Problem: Show that for each $\alpha\in\left[0,1\right)$, there is a perfect symmetric set with Lebesgue measure $\alpha$.

-----

Hint: [sp]Construct this set in a way that is similar to how the Cantor set is constructed.[/sp]

 

[Chris L T521]

No one answered this week's problem. You can find my solution below.

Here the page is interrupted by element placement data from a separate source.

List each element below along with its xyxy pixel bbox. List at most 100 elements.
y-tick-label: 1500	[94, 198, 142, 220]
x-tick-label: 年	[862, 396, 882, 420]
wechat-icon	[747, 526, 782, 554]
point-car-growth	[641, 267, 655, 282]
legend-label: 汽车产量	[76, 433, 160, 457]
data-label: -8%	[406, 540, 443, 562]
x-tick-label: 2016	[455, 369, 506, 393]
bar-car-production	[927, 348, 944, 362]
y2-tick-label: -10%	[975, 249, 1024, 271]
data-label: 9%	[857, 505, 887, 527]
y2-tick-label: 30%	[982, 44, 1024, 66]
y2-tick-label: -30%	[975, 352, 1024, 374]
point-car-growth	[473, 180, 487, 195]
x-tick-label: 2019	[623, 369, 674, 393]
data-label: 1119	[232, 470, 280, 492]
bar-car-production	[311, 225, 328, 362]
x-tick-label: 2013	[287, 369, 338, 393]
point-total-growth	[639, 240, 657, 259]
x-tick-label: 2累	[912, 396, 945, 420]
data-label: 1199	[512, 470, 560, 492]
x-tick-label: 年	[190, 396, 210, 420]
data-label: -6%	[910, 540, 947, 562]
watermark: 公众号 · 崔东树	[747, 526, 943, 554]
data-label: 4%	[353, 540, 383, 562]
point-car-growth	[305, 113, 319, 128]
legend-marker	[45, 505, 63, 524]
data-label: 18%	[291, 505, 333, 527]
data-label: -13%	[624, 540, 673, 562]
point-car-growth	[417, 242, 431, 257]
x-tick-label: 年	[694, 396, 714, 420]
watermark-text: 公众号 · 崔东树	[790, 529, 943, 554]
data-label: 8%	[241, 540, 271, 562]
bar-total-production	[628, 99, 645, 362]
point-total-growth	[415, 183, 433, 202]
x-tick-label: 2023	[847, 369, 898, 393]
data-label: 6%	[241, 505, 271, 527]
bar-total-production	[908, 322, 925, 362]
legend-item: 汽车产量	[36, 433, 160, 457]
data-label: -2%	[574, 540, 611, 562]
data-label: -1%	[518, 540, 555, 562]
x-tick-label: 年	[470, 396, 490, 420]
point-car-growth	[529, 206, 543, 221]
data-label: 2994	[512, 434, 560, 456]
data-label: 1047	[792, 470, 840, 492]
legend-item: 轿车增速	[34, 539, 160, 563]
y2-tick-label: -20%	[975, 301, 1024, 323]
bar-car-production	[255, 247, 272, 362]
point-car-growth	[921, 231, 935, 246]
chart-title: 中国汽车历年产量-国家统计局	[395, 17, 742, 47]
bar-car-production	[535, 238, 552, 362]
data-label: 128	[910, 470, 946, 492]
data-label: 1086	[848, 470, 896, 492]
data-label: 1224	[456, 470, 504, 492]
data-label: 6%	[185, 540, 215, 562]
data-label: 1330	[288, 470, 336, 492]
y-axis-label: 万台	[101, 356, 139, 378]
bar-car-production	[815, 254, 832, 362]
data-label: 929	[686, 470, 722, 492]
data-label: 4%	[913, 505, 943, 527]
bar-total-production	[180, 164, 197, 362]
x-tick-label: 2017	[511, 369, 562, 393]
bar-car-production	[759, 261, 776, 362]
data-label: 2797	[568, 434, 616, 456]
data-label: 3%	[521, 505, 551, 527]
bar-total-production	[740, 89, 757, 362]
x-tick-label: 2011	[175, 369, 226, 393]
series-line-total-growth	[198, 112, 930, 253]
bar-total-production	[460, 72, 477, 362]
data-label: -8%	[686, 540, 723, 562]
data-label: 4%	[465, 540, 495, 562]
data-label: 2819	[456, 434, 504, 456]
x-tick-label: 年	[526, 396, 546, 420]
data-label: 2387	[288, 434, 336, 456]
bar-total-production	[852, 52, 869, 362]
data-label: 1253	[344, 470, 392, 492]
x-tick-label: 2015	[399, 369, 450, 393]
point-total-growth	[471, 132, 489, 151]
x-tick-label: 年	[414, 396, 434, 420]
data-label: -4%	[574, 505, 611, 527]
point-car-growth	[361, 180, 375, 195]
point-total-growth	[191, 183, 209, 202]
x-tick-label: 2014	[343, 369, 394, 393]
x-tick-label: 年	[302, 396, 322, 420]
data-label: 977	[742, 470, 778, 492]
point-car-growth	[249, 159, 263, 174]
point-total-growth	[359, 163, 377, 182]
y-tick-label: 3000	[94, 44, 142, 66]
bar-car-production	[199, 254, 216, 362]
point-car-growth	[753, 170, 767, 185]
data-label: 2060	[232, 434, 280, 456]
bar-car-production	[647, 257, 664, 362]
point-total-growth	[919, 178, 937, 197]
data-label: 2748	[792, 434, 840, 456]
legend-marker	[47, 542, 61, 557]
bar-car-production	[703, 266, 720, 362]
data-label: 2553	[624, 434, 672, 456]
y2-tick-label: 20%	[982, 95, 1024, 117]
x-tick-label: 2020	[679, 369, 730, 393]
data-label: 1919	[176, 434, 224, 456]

[sp]Proof: We construct this perfect symmetric set in a similar fashion to the Cantor set. Let $C_0=[0,1]$ and let $\alpha\in[0,1)$. Let $R_1:= \left(\dfrac{1+\alpha}{4},\dfrac{3-\alpha}{4}\right)$ be the portion removed from $C_0$. It should be clear that $m(R_1)=\dfrac{1-\alpha}{2}$. Now, define $C_1=C_0\backslash R_1$. We continue this process and define $$R_2 := \left(\frac{1+\alpha}{16}, \frac{3-\alpha}{16}\right)\cup\left(\frac{13+\alpha}{16}, \frac{15-\alpha}{16}\right).$$
It should be clear that $m(R_2)=\dfrac{1-\alpha}{4}$. Now define $C_2=C_1\backslash R_2$. We continue this process ad infinitum. Observe that at the $k$-th step, $m(R_k)=\dfrac{1-\alpha}{2^k}$. In this construction, each $R_k$ is being removed from $C_0$ and $R_i\cap R_j=\emptyset$ for $i\neq j$. Thus, the measure of this set is
$$\begin{aligned} m\left(C_0\setminus \bigcup\limits_{k=1}^{\infty}R_k\right) &= m(C_0)-\sum\limits_{k=1}^{\infty}m(R_k)\\ &= 1 -(1-\alpha) \sum\limits_{k=1}^{\infty}\frac{1}{2^k}\\ &= 1-(1-\alpha)\\ &= \alpha.\end{aligned}$$
This completes the construction.$\hspace{.25in}\blacksquare$[/sp]